Accueil ActualitéPrésentations de Macron sur le déploiement militaire en Ukraine : enjeux et réactions

Présentations de Macron sur le déploiement militaire en Ukraine : enjeux et réactions

par Lea
France

Le président Emmanuel Macron a réuni les principaux responsables politiques pour présenter le projet de déploiement de plusieurs milliers de soldats français en Ukraine, conditionné à la signature d’un accord de paix. Il a indiqué qu’un débat parlementaire serait organisé dans les deux à trois semaines à venir pour discuter de cette option.

Jeudi, la présentation a été accompagnée de réactions mitigées sur la fiabilité du soutien américain, notamment celui exprimé par Donald Trump. Marine Tondelier, chef des Écologistes, a souligné à la sortie de la réunion qu’il ne fallait pas être naïf face à des propos marqués par une versatilité persistante.

Macron s’est félicité mardi du soutien des États‑Unis et des garanties de sécurité qu’ils promettent à l’Ukraine, y compris l’envoi de forces pour dissuader une reprise des hostilités après un cessez‑le‑feu, une perspective qui demeure incertaine. Marine Tondelier a tout de même accepté d’examiner ces garanties tout en appelant à la prudence.

La France insoumise a exprimé son désaccord avec un déploiement dans ces conditions et a annoncé qu’elle exigerait un mandat de l’ONU lorsque le sujet serait évoqué. Mathilde Panot a évoqué l’envoi de deux brigades combinant des contingents français et britannique, soit près de dix mille soldats au total, dont environ six mille seraient français.

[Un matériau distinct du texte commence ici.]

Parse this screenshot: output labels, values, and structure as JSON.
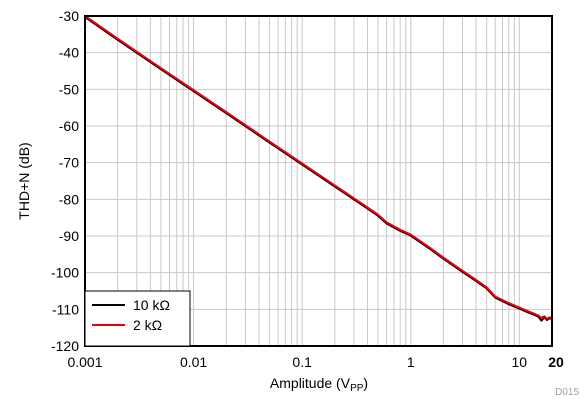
{
  "chart_data": {
    "type": "line",
    "figure_id": "D015",
    "xlabel_main": "Amplitude (V",
    "xlabel_sub": "PP",
    "xlabel_close": ")",
    "ylabel": "THD+N (dB)",
    "x_scale": "log",
    "xlim": [
      0.001,
      20
    ],
    "ylim": [
      -120,
      -30
    ],
    "grid": true,
    "legend_position": "bottom-left",
    "x_ticks": [
      {
        "value": 0.001,
        "label": "0.001",
        "bold": false
      },
      {
        "value": 0.01,
        "label": "0.01",
        "bold": false
      },
      {
        "value": 0.1,
        "label": "0.1",
        "bold": false
      },
      {
        "value": 1,
        "label": "1",
        "bold": false
      },
      {
        "value": 10,
        "label": "10",
        "bold": false
      },
      {
        "value": 20,
        "label": "20",
        "bold": true
      }
    ],
    "y_ticks": [
      {
        "value": -30,
        "label": "-30"
      },
      {
        "value": -40,
        "label": "-40"
      },
      {
        "value": -50,
        "label": "-50"
      },
      {
        "value": -60,
        "label": "-60"
      },
      {
        "value": -70,
        "label": "-70"
      },
      {
        "value": -80,
        "label": "-80"
      },
      {
        "value": -90,
        "label": "-90"
      },
      {
        "value": -100,
        "label": "-100"
      },
      {
        "value": -110,
        "label": "-110"
      },
      {
        "value": -120,
        "label": "-120"
      }
    ],
    "series": [
      {
        "name": "10 kΩ",
        "color": "#000000",
        "points": [
          [
            0.001,
            -30.3
          ],
          [
            0.002,
            -36.5
          ],
          [
            0.005,
            -44.5
          ],
          [
            0.01,
            -50.5
          ],
          [
            0.02,
            -56.5
          ],
          [
            0.05,
            -64.5
          ],
          [
            0.1,
            -70.5
          ],
          [
            0.2,
            -76.5
          ],
          [
            0.4,
            -82.5
          ],
          [
            0.5,
            -84.5
          ],
          [
            0.6,
            -86.6
          ],
          [
            0.8,
            -88.6
          ],
          [
            1,
            -89.9
          ],
          [
            1.5,
            -93.5
          ],
          [
            2,
            -96.2
          ],
          [
            3,
            -99.8
          ],
          [
            4,
            -102.3
          ],
          [
            5,
            -104.3
          ],
          [
            6,
            -106.8
          ],
          [
            8,
            -108.6
          ],
          [
            10,
            -109.8
          ],
          [
            12,
            -110.8
          ],
          [
            14,
            -111.6
          ],
          [
            15,
            -112.0
          ],
          [
            16,
            -113.1
          ],
          [
            17,
            -112.2
          ],
          [
            18,
            -112.9
          ],
          [
            19,
            -112.4
          ],
          [
            20,
            -112.6
          ]
        ]
      },
      {
        "name": "2 kΩ",
        "color": "#e8000b",
        "points": [
          [
            0.001,
            -30.0
          ],
          [
            0.002,
            -36.2
          ],
          [
            0.005,
            -44.2
          ],
          [
            0.01,
            -50.2
          ],
          [
            0.02,
            -56.2
          ],
          [
            0.05,
            -64.2
          ],
          [
            0.1,
            -70.2
          ],
          [
            0.2,
            -76.2
          ],
          [
            0.4,
            -82.2
          ],
          [
            0.5,
            -84.2
          ],
          [
            0.6,
            -86.3
          ],
          [
            0.8,
            -88.3
          ],
          [
            1,
            -89.6
          ],
          [
            1.5,
            -93.2
          ],
          [
            2,
            -95.9
          ],
          [
            3,
            -99.5
          ],
          [
            4,
            -102.0
          ],
          [
            5,
            -104.0
          ],
          [
            6,
            -106.5
          ],
          [
            8,
            -108.3
          ],
          [
            10,
            -109.5
          ],
          [
            12,
            -110.5
          ],
          [
            14,
            -111.3
          ],
          [
            15,
            -111.7
          ],
          [
            16,
            -112.3
          ],
          [
            17,
            -111.9
          ],
          [
            18,
            -112.6
          ],
          [
            19,
            -112.2
          ],
          [
            20,
            -112.3
          ]
        ]
      }
    ]
  }
}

Face à ces propositions, plusieurs interlocuteurs ont réaffirmé leur méfiance envers Donald Trump, estimant que son attitude et ses menaces dans d’autres régions du monde contrecarreraient une stabilité durable et entraîneraient des risques pour l’Europe.

Selon les participants, l’ordre de grandeur resterait un total d’environ 10 000 hommes répartis sur deux brigades, la moitié potentiellement française. L’échange a été décrit comme une référence générale, l’objectif étant de disposer de contingents suffisants pour déployer une force en cas d’accord.

Les échanges ont aussi évoqué l’idée qu’aucune conclusion n’était encore arrêtée et que le débat parlementaire pouvait intervenir peu après, selon les détails de l’article 50‑1 de la Constitution, avec une possibilité de vote ou non. Le temps prévu variait selon les sources, mais restait mesuré.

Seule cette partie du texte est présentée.